Consumer Sentiment continues to slide

Lowest level in over four years.

The Westpac-Melbourne Institute Index of Consumer Sentiment declined 5.5% in October, its lowest level since July 2015.

This result will be of some concern to the monetary authorities, Westpac chief economist, Bill Evans said. “Typically, an interest rate cut boosts confidence particularly around consumers’ expectations for and assessments of their own finances,” he said.

Consumers are looking behind the reason for the rate cut and, arguably, the absolute level of rates and getting nervous.  The Index has now been in the range where pessimists outnumber optimists for three of the last four months.”

Evans said global events have, again, contributed to the weak result in October with the deterioration in US-China trade relations weighing on the global economy amid speculation of a recession in the US, but these are unlikely to fully explain the sharp fall in the Index.

Issues that may also be unnerving consumers include the debate around the lack of response of fiscal policy to the deteriorating outlook and the realisation that wages growth is likely to remain ‘stuck’ at a modest 2% a year or less for the foreseeable future.

“All index components recorded material declines in October with consumer expectations for the economy recorded the biggest falls while assessments of family finances also took a heavy knock.

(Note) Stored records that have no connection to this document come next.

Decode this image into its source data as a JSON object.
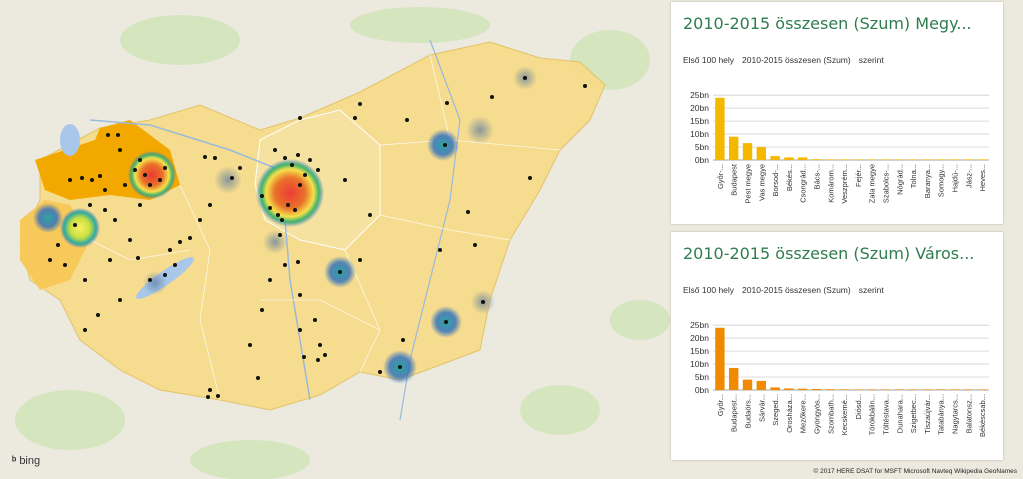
{
  "map": {
    "attribution": "© 2017 HERE  DSAT for MSFT  Microsoft  Navteq  Wikipedia  GeoNames",
    "logo": "bing",
    "region_color": "#f2c94c",
    "point_color": "#111111"
  },
  "panels": [
    {
      "title": "2010-2015 összesen (Szum) Megy...",
      "subtitle_left": "Első 100 hely",
      "subtitle_mid": "2010-2015 összesen (Szum)",
      "subtitle_right": "szerint"
    },
    {
      "title": "2010-2015 összesen (Szum) Város...",
      "subtitle_left": "Első 100 hely",
      "subtitle_mid": "2010-2015 összesen (Szum)",
      "subtitle_right": "szerint"
    }
  ],
  "chart_data": [
    {
      "type": "bar",
      "color": "#f5b800",
      "categories": [
        "Győr-...",
        "Budapest",
        "Pest megye",
        "Vas megye",
        "Borsod-...",
        "Békés...",
        "Csongrád...",
        "Bács-...",
        "Komárom...",
        "Veszprém...",
        "Fejér...",
        "Zala megye",
        "Szabolcs-...",
        "Nógrád...",
        "Tolna...",
        "Baranya...",
        "Somogy...",
        "Hajdú-...",
        "Jász-...",
        "Heves..."
      ],
      "values": [
        24,
        9,
        6.5,
        5,
        1.5,
        1,
        1,
        0.3,
        0.2,
        0.2,
        0.1,
        0.1,
        0.05,
        0.05,
        0.05,
        0.05,
        0.03,
        0.03,
        0.03,
        0.02
      ],
      "yticks": [
        "0bn",
        "5bn",
        "10bn",
        "15bn",
        "20bn",
        "25bn"
      ],
      "ylim": [
        0,
        27
      ]
    },
    {
      "type": "bar",
      "color": "#f08a00",
      "categories": [
        "Győr...",
        "Budapest...",
        "Budaörs...",
        "Sárvár...",
        "Szeged...",
        "Orosháza...",
        "Mezőkere...",
        "Gyöngyös...",
        "Szombath...",
        "Kecskemé...",
        "Diósd...",
        "Törökbálin...",
        "Töltéstava...",
        "Dunahara...",
        "Szigetbec...",
        "Tiszaújvár...",
        "Tatabánya...",
        "Nagytarcs...",
        "Balatonsz...",
        "Békéscsab..."
      ],
      "values": [
        24,
        8.5,
        4,
        3.5,
        1,
        0.6,
        0.5,
        0.4,
        0.3,
        0.2,
        0.15,
        0.1,
        0.1,
        0.08,
        0.06,
        0.05,
        0.05,
        0.04,
        0.03,
        0.02
      ],
      "yticks": [
        "0bn",
        "5bn",
        "10bn",
        "15bn",
        "20bn",
        "25bn"
      ],
      "ylim": [
        0,
        27
      ]
    }
  ]
}
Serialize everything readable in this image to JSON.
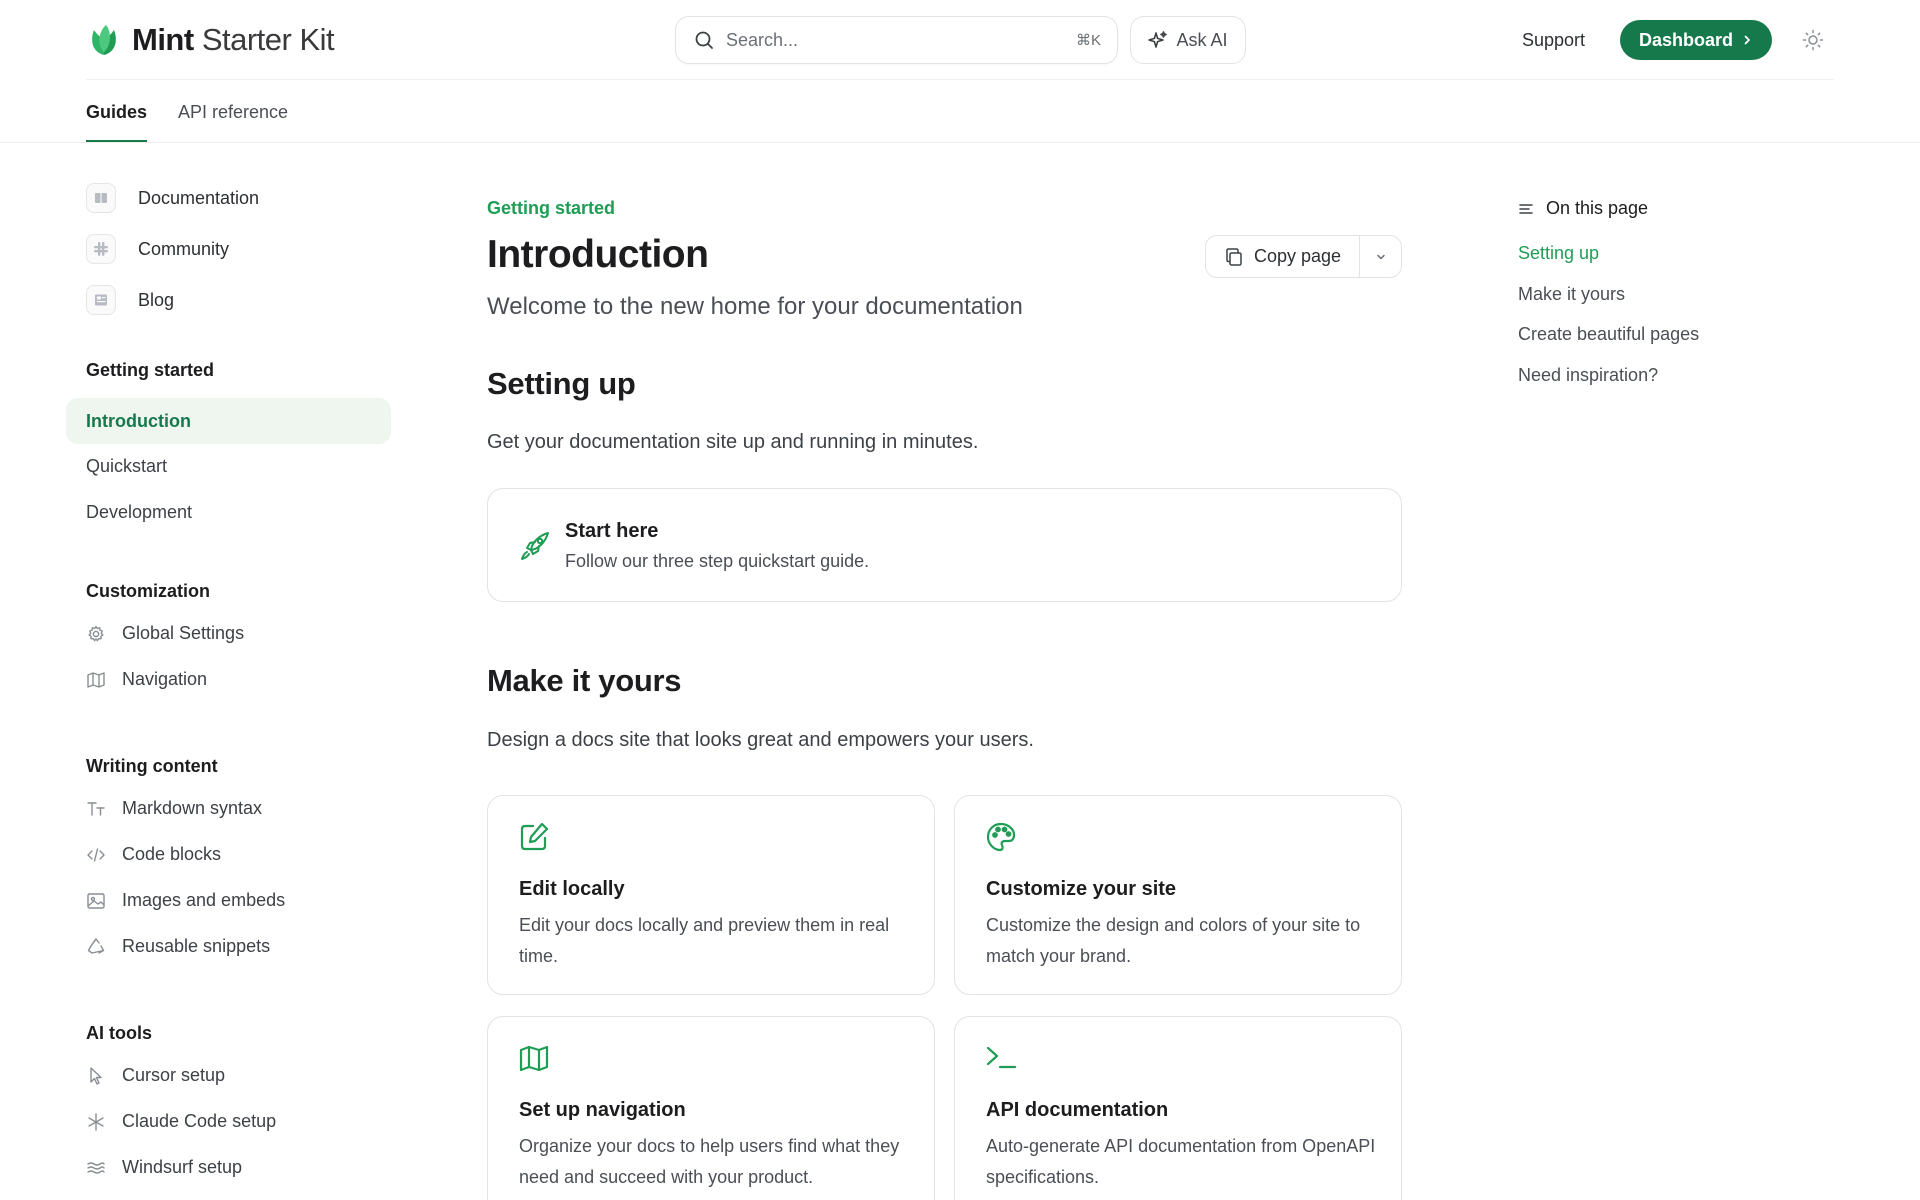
{
  "brand": {
    "name_bold": "Mint",
    "name_rest": "Starter Kit",
    "accent": "#16794b",
    "accent_light": "#1f9d55"
  },
  "header": {
    "search": {
      "placeholder": "Search...",
      "shortcut": "⌘K"
    },
    "ask_ai_label": "Ask AI",
    "support_label": "Support",
    "dashboard_label": "Dashboard"
  },
  "tabs": [
    {
      "label": "Guides",
      "active": true
    },
    {
      "label": "API reference",
      "active": false
    }
  ],
  "sidebar": {
    "links": [
      {
        "label": "Documentation",
        "icon": "book-icon"
      },
      {
        "label": "Community",
        "icon": "slack-icon"
      },
      {
        "label": "Blog",
        "icon": "newspaper-icon"
      }
    ],
    "groups": [
      {
        "heading": "Getting started",
        "items": [
          "Introduction",
          "Quickstart",
          "Development"
        ],
        "active": "Introduction"
      },
      {
        "heading": "Customization",
        "items": [
          {
            "label": "Global Settings",
            "icon": "gear-icon"
          },
          {
            "label": "Navigation",
            "icon": "map-icon"
          }
        ]
      },
      {
        "heading": "Writing content",
        "items": [
          {
            "label": "Markdown syntax",
            "icon": "text-size-icon"
          },
          {
            "label": "Code blocks",
            "icon": "code-icon"
          },
          {
            "label": "Images and embeds",
            "icon": "image-icon"
          },
          {
            "label": "Reusable snippets",
            "icon": "recycle-icon"
          }
        ]
      },
      {
        "heading": "AI tools",
        "items": [
          {
            "label": "Cursor setup",
            "icon": "cursor-icon"
          },
          {
            "label": "Claude Code setup",
            "icon": "asterisk-icon"
          },
          {
            "label": "Windsurf setup",
            "icon": "waves-icon"
          }
        ]
      }
    ]
  },
  "main": {
    "eyebrow": "Getting started",
    "title": "Introduction",
    "copy_label": "Copy page",
    "subtitle": "Welcome to the new home for your documentation",
    "sections": [
      {
        "heading": "Setting up",
        "text": "Get your documentation site up and running in minutes."
      },
      {
        "heading": "Make it yours",
        "text": "Design a docs site that looks great and empowers your users."
      }
    ],
    "start_card": {
      "title": "Start here",
      "desc": "Follow our three step quickstart guide.",
      "icon": "rocket-icon"
    },
    "cards": [
      {
        "title": "Edit locally",
        "desc": "Edit your docs locally and preview them in real time.",
        "icon": "pencil-square-icon"
      },
      {
        "title": "Customize your site",
        "desc": "Customize the design and colors of your site to match your brand.",
        "icon": "palette-icon"
      },
      {
        "title": "Set up navigation",
        "desc": "Organize your docs to help users find what they need and succeed with your product.",
        "icon": "map-icon"
      },
      {
        "title": "API documentation",
        "desc": "Auto-generate API documentation from OpenAPI specifications.",
        "icon": "terminal-icon"
      }
    ]
  },
  "toc": {
    "heading": "On this page",
    "items": [
      "Setting up",
      "Make it yours",
      "Create beautiful pages",
      "Need inspiration?"
    ],
    "active": "Setting up"
  }
}
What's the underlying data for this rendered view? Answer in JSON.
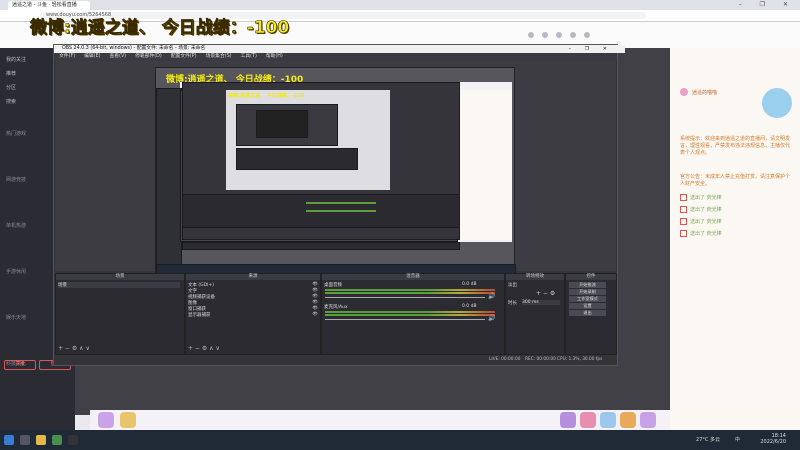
{
  "browser": {
    "tab_title": "逍遥之道 - 斗鱼 · 轻松看直播",
    "url": "www.douyu.com/5264568",
    "window_controls": "– ❐ ✕"
  },
  "overlay": {
    "title": "微博:逍遥之道、   今日战绩：-100"
  },
  "nested": {
    "title_small": "微博:逍遥之道、  今日战绩：-100",
    "title_tiny": "微博:逍遥之道、  今日战绩：-100"
  },
  "sidebar": {
    "items": [
      "我的关注",
      "推荐",
      "分区",
      "搜索"
    ],
    "sections": [
      "热门游戏",
      "网游竞技",
      "单机热游",
      "手游休闲",
      "娱乐天地",
      "科技文化"
    ],
    "buttons": [
      "开播",
      "登录"
    ]
  },
  "obs": {
    "title": "OBS 24.0.3 (64-bit, windows) - 配置文件: 未命名 - 场景: 未命名",
    "menu": [
      "文件(F)",
      "编辑(E)",
      "查看(V)",
      "停靠部件(D)",
      "配置文件(P)",
      "场景集合(S)",
      "工具(T)",
      "帮助(H)"
    ],
    "docks": {
      "scenes": {
        "header": "场景",
        "items": [
          "场景"
        ]
      },
      "sources": {
        "header": "来源",
        "items": [
          "文本 (GDI+)",
          "文字",
          "视频捕获设备",
          "图像",
          "窗口捕获",
          "显示器捕获"
        ]
      },
      "mixer": {
        "header": "混音器",
        "channels": [
          {
            "name": "桌面音频",
            "level_db": "0.0 dB"
          },
          {
            "name": "麦克风/Aux",
            "level_db": "0.0 dB"
          }
        ]
      },
      "transitions": {
        "header": "转场特效",
        "type": "淡出",
        "duration_label": "时长",
        "duration": "300 ms"
      },
      "controls": {
        "header": "控件",
        "buttons": [
          "开始推流",
          "开始录制",
          "工作室模式",
          "设置",
          "退出"
        ]
      }
    },
    "status": {
      "live": "LIVE: 00:00:00",
      "rec": "REC: 00:00:00",
      "cpu": "CPU: 1.3%, 30.00 fps"
    },
    "toolbar_icons": "+ − ⚙ ∧ ∨"
  },
  "chat": {
    "anchor": "逍遥的喵喵",
    "messages": [
      "系统提示：欢迎来到逍遥之道的直播间，请文明发言，理性观看，严禁发布违法违规信息，主播仅代表个人观点。",
      "官方公告：未成年人禁止充值打赏，请注意保护个人财产安全。"
    ],
    "gift_rows": [
      "送出了 荧光棒",
      "送出了 荧光棒",
      "送出了 荧光棒",
      "送出了 荧光棒"
    ]
  },
  "taskbar": {
    "time": "18:14",
    "date": "2022/6/20",
    "weather": "27°C 多云",
    "lang": "中"
  },
  "colors": {
    "overlay_yellow": "#f1ea17",
    "obs_bg": "#333338",
    "taskbar": "#1f2a36"
  }
}
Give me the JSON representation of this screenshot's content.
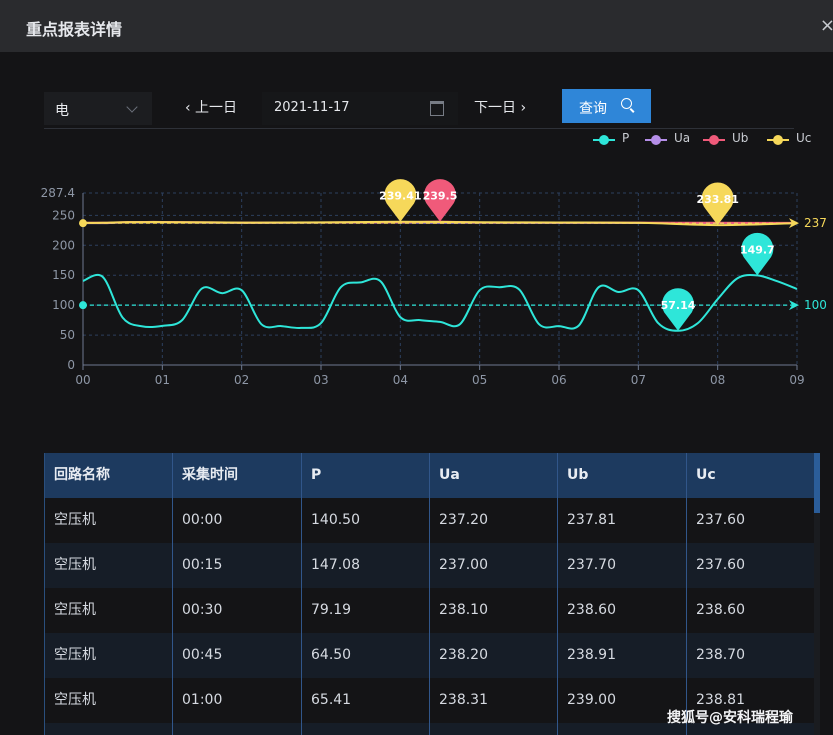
{
  "window": {
    "title": "重点报表详情",
    "close_icon": "close-icon"
  },
  "toolbar": {
    "category_select": {
      "value": "电"
    },
    "prev_label": "‹ 上一日",
    "date_value": "2021-11-17",
    "next_label": "下一日 ›",
    "query_label": "查询"
  },
  "legend": [
    {
      "name": "P",
      "color": "#2ee6d9"
    },
    {
      "name": "Ua",
      "color": "#b58ee8"
    },
    {
      "name": "Ub",
      "color": "#f05a7a"
    },
    {
      "name": "Uc",
      "color": "#f6d85a"
    }
  ],
  "chart_data": {
    "type": "line",
    "x": [
      "00",
      "01",
      "02",
      "03",
      "04",
      "05",
      "06",
      "07",
      "08",
      "09"
    ],
    "y_ticks": [
      "287.4",
      "250",
      "200",
      "150",
      "100",
      "50",
      "0"
    ],
    "ylim": [
      0,
      287.4
    ],
    "grid": true,
    "legend_position": "top-right",
    "series": [
      {
        "name": "P",
        "color": "#2ee6d9",
        "points": [
          [
            0,
            140.5
          ],
          [
            0.25,
            147.08
          ],
          [
            0.5,
            79.19
          ],
          [
            0.75,
            64.5
          ],
          [
            1,
            65.41
          ],
          [
            1.25,
            75
          ],
          [
            1.5,
            128
          ],
          [
            1.75,
            120
          ],
          [
            2,
            125
          ],
          [
            2.25,
            68
          ],
          [
            2.5,
            65
          ],
          [
            2.75,
            62
          ],
          [
            3,
            70
          ],
          [
            3.25,
            130
          ],
          [
            3.5,
            138
          ],
          [
            3.75,
            140
          ],
          [
            4,
            80
          ],
          [
            4.25,
            75
          ],
          [
            4.5,
            72
          ],
          [
            4.75,
            68
          ],
          [
            5,
            125
          ],
          [
            5.25,
            130
          ],
          [
            5.5,
            126
          ],
          [
            5.75,
            68
          ],
          [
            6,
            65
          ],
          [
            6.25,
            66
          ],
          [
            6.5,
            130
          ],
          [
            6.75,
            122
          ],
          [
            7,
            125
          ],
          [
            7.25,
            70
          ],
          [
            7.5,
            57.14
          ],
          [
            7.75,
            70
          ],
          [
            8,
            110
          ],
          [
            8.25,
            145
          ],
          [
            8.5,
            149.7
          ],
          [
            8.75,
            140
          ],
          [
            9,
            127
          ]
        ],
        "markpoints": [
          {
            "label": "57.14",
            "x": 7.5,
            "y": 57.14
          },
          {
            "label": "149.7",
            "x": 8.5,
            "y": 149.7
          }
        ],
        "markline": {
          "label": "100",
          "y": 100
        }
      },
      {
        "name": "Ua",
        "color": "#b58ee8",
        "points": [
          [
            0,
            237.2
          ],
          [
            0.25,
            237.0
          ],
          [
            0.5,
            238.1
          ],
          [
            0.75,
            238.2
          ],
          [
            1,
            238.31
          ],
          [
            2,
            237.5
          ],
          [
            3,
            237.8
          ],
          [
            4,
            238
          ],
          [
            5,
            237.6
          ],
          [
            6,
            237.5
          ],
          [
            7,
            237.3
          ],
          [
            8,
            237.2
          ],
          [
            9,
            237
          ]
        ]
      },
      {
        "name": "Ub",
        "color": "#f05a7a",
        "points": [
          [
            0,
            237.81
          ],
          [
            0.25,
            237.7
          ],
          [
            0.5,
            238.6
          ],
          [
            0.75,
            238.91
          ],
          [
            1,
            239.0
          ],
          [
            2,
            238
          ],
          [
            3,
            238.2
          ],
          [
            4,
            238.6
          ],
          [
            4.5,
            239.5
          ],
          [
            5,
            238.2
          ],
          [
            6,
            238
          ],
          [
            7,
            237.8
          ],
          [
            8,
            237.6
          ],
          [
            9,
            237.4
          ]
        ],
        "markpoints": [
          {
            "label": "239.5",
            "x": 4.5,
            "y": 239.5
          }
        ]
      },
      {
        "name": "Uc",
        "color": "#f6d85a",
        "points": [
          [
            0,
            237.6
          ],
          [
            0.25,
            237.6
          ],
          [
            0.5,
            238.6
          ],
          [
            0.75,
            238.7
          ],
          [
            1,
            238.81
          ],
          [
            2,
            238
          ],
          [
            3,
            238.3
          ],
          [
            4,
            239.41
          ],
          [
            5,
            238.5
          ],
          [
            6,
            238.2
          ],
          [
            7,
            237.6
          ],
          [
            8,
            233.81
          ],
          [
            9,
            237
          ]
        ],
        "markpoints": [
          {
            "label": "239.41",
            "x": 4,
            "y": 239.41
          },
          {
            "label": "233.81",
            "x": 8,
            "y": 233.81
          }
        ],
        "markline": {
          "label": "237",
          "y": 237
        }
      }
    ]
  },
  "table": {
    "columns": [
      "回路名称",
      "采集时间",
      "P",
      "Ua",
      "Ub",
      "Uc"
    ],
    "rows": [
      [
        "空压机",
        "00:00",
        "140.50",
        "237.20",
        "237.81",
        "237.60"
      ],
      [
        "空压机",
        "00:15",
        "147.08",
        "237.00",
        "237.70",
        "237.60"
      ],
      [
        "空压机",
        "00:30",
        "79.19",
        "238.10",
        "238.60",
        "238.60"
      ],
      [
        "空压机",
        "00:45",
        "64.50",
        "238.20",
        "238.91",
        "238.70"
      ],
      [
        "空压机",
        "01:00",
        "65.41",
        "238.31",
        "239.00",
        "238.81"
      ],
      [
        "",
        "",
        "",
        "",
        "",
        ""
      ]
    ]
  },
  "watermark": "搜狐号@安科瑞程瑜"
}
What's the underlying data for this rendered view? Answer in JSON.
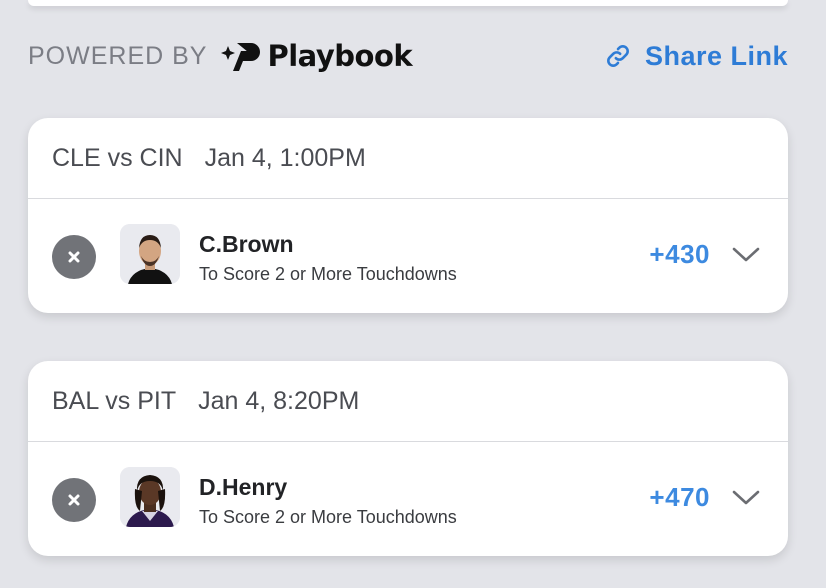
{
  "header": {
    "powered_by": "POWERED BY",
    "brand_name": "Playbook",
    "share_label": "Share Link",
    "accent_color": "#2e7cd6"
  },
  "bets": [
    {
      "matchup": "CLE vs CIN",
      "datetime": "Jan 4, 1:00PM",
      "player": "C.Brown",
      "market": "To Score 2 or More Touchdowns",
      "odds": "+430"
    },
    {
      "matchup": "BAL vs PIT",
      "datetime": "Jan 4, 8:20PM",
      "player": "D.Henry",
      "market": "To Score 2 or More Touchdowns",
      "odds": "+470"
    }
  ],
  "icons": {
    "logo": "playbook-logo-icon",
    "share": "link-icon",
    "remove": "close-icon",
    "expand": "chevron-down-icon"
  },
  "colors": {
    "odds": "#3d8ae0",
    "background": "#e3e4e9"
  }
}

“Consumer attitudes towards spending also deteriorated in October. The ‘time to buy a major household item’ sub-index declined 4.2%, to a four-year low. Spending on discretionary and big ticket durable items has been particularly weak over the last year,” he said.

“Housing-related sentiment continues to show more mixed results with softer reads on ‘time to buy’ but more bullish expectations for prices suggesting affordability constraints may be starting to re-emerge.”

The latest ANZ-Roy Morgan index also showed consumer confidence in reverse gear, falling 2.1% last week, after gaining 4.2% in the previous week. All the sub-indices fell, except for the ‘major household item’ which continued to recover after falling to a 10-year low in recent weeks, but still remains below its long-term average.

Last week’s bounce wasn’t sustained, and sentiment has dipped below the long-term average, ANZ senior economist, Felicity Emmett said. “Ongoing concerns about the medium-term outlook are weighing down sentiment, although consumers continue to feel okay about their current financial circumstances.

“This divergence in thinking possibly explains the modest bounce in retail sales reported last week as consumers recognise the impact of tax and interest rate cuts on their budgets, but are worried about the outlook, so unwilling to splash the cash,” she said.

“The Reserve Bank is likely to be disappointed about the inability for either confidence or spending to lift materially, despite significant monetary and fiscal stimulus.”

Financial conditions sub-indices were down significantly and have been volatile for the last few weeks.